Hersteller der umstrittenen Adventskalender machen Rabatz

In der letzten Novemberwoche 2012 veröffentlichte die Stiftung Warentest einen Bericht, nach dem eine ganze Palette von Adventskalendern für Kinder mit Schokoladenfüllung mit Schadstoffen belastet sein sollte. Gleichzeitig wurde eine Warnung vor dem Kauf der Produkte und dem Verzehr der Schokolade herausgegeben. Das betraf auch die großen Marken wie Hachez, Lindt, Riegelein, Feodora und Arko, um nur einige stellvertretend zu nennen.

Verdacht der Gefährdung konnte nicht bestätigt werden

Die Verbraucher wurden nicht nur durch die Warnungen der Stiftung Warentest, sondern auch die sofortige Reaktion des Verbraucherschutzministeriums des Bundes verunsichert. Der Branchenverband der Süßwarenhersteller hatte zeitgleich betont, dass von den Adventskalendern keine gesundheitlichen Gefahren ausgingen. Das mussten inzwischen auch die führenden Köpfe der Stiftung Warentest einräumen, wobei sie allerdings die Formulierung „kein akutes gesundheitliches Risiko“ benutzten.

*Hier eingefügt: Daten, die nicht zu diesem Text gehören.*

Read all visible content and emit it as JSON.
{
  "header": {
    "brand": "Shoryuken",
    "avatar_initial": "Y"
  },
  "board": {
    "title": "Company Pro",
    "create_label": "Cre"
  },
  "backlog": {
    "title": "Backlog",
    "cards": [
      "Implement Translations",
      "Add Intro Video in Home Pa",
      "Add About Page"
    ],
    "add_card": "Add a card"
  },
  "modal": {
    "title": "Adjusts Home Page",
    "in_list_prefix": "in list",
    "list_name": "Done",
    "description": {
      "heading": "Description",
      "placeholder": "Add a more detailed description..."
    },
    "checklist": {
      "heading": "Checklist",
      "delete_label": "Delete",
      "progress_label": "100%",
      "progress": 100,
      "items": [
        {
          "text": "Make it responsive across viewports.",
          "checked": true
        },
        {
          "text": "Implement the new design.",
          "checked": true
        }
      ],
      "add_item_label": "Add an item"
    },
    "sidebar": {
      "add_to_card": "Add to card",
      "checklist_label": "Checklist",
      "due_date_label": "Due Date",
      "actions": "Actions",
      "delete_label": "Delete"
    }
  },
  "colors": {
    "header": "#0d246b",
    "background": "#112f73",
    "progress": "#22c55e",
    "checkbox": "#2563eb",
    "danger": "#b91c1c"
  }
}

Die möglichen Folgen der übertriebenen Warnungen

Verunsicherte Verbraucher kaufen nicht. Und genau das bekamen die Hersteller der Adventskalender zu spüren. Der dramatische Absatzeinbruch soll einen Millionenschaden verursacht haben, ist aus den Kreisen des Branchenverbands zu hören. Den wollen sich die betroffenen Hersteller freilich nicht gefallen lassen. Im Moment finden Gespräche statt, wer sich bei einer Schadenersatzklage gegen die Stiftung Warentest „vor den Karren spannen“ wird. Zwei Hersteller sollen sich angeblich schon gefunden haben. Offiziell bestätigt ist das bisher noch nicht. Stiftung Warentest reagierte mit einer üblichen Floskel, dass man „einem Recht sehr gelassen entgegensehen“ würde, und betont, dass man im Wiederholungsfall genauso wieder reagieren würde.